Después de muchos años he vuelto a mi pueblo. Y me levanto muy temprano, salgo a la calle, y en el cielo brilla Venus, y aún se ven estrellas y la luna, que tiene un cerco muy amplio. Salgo al llano del cura, donde de niños jugábamos al escondite, o veíamos la única televisión del barrio, la del maestro, a través de las rejas de su ventana, un programa que se llamaba Galas del Sábado o algo parecido.

Era nuestro lugar de encuentro, aquellas lejanas noches de verano, cuando dejábamos para el día siguiente los tebeos del Jabato o del Capitán Trueno, porque ya no se veía con la luz escasa de la bombilla que a duras penas espantaba las sombras del portal de la casa donde vivía el cura.

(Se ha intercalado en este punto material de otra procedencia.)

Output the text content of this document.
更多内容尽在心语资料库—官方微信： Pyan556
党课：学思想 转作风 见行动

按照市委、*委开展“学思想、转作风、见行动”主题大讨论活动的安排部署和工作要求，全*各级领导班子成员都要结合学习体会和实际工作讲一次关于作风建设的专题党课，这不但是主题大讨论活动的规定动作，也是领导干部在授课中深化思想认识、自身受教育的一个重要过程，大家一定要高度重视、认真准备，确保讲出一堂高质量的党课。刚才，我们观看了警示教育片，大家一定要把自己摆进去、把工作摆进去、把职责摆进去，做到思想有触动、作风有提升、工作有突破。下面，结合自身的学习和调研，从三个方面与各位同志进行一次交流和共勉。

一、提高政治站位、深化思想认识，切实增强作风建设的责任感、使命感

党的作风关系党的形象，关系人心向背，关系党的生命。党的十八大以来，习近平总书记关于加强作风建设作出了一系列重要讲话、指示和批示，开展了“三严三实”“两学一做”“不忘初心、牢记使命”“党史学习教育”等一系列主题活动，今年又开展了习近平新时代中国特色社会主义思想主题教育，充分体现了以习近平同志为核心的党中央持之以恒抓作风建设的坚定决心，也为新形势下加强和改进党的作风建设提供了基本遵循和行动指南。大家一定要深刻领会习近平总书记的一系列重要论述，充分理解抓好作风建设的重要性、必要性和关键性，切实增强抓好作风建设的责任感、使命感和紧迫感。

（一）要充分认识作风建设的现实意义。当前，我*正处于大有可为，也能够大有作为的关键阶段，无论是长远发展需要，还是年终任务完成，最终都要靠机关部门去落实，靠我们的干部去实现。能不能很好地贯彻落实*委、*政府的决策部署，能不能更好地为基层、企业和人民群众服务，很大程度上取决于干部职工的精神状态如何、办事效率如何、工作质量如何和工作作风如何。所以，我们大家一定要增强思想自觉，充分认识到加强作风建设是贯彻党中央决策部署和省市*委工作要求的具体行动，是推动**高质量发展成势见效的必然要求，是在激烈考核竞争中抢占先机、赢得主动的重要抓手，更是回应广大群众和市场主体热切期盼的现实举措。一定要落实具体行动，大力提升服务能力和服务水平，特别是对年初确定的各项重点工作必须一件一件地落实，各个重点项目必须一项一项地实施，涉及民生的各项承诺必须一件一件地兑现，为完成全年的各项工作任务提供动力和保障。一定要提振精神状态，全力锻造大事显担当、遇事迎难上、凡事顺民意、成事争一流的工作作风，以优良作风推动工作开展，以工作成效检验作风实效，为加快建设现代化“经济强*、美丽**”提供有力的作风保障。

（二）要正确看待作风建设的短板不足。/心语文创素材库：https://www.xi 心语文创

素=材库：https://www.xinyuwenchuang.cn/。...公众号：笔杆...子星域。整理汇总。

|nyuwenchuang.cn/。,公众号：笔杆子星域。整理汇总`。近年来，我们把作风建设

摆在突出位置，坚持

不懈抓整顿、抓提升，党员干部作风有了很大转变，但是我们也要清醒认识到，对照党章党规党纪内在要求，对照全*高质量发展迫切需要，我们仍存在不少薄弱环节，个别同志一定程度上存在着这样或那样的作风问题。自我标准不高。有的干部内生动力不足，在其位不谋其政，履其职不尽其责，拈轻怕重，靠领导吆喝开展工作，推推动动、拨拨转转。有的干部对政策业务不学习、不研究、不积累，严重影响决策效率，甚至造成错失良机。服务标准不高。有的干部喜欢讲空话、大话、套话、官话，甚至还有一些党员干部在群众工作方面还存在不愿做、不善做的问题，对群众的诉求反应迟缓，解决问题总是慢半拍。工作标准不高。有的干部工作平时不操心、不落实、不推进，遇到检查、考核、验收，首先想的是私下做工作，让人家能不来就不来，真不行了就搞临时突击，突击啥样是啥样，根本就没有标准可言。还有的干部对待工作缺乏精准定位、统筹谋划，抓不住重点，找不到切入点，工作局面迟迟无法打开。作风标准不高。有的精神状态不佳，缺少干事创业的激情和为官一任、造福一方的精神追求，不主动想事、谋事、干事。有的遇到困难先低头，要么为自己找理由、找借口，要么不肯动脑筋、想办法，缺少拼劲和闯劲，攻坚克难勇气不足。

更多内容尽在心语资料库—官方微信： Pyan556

Ese portal todavía existe, y la soledad es la misma en estas madrugadas que las de aquellas lejanas noches de verano, y huele igual que olía hace cincuenta años por esta época, un olor de leña que arde, olor a pimentón, a chamusquina, a ajo, a morcilla recién embutida, olor a matanza de cerdo, que era como una fiesta para todos, menos para el cerdo.

En definitiva, huele a pueblo, y en el claroscuro de una calle se aprecia el fantasma de la misma escuela a la que íbamos los niños de entonces, y me abstraigo, y entonces oigo las voces, los gritos, la algarabía de los niños , y percibo los pálidos fantasmas de aquellos escolares, y mi propio fantasma de niño, del niño que aún vive dentro de mí, que aún vaga por las calles del pueblo que siguen como entonces, sobre todo a estas horas del alba, cuando no hay coches y sólo el ruido de los gallos y la presencia oscura de los gatos, están ahí, latiendo, como un corazón del pasado, ante de que despierte el mundo y se abra su ventana loca y nos enseñe la turbulenta realidad del presente, que no es peor que la turbulencia del pasado, pero entonces no se abrían de forma tan rotunda ninguna ventana, y menos a la mirada de los niños.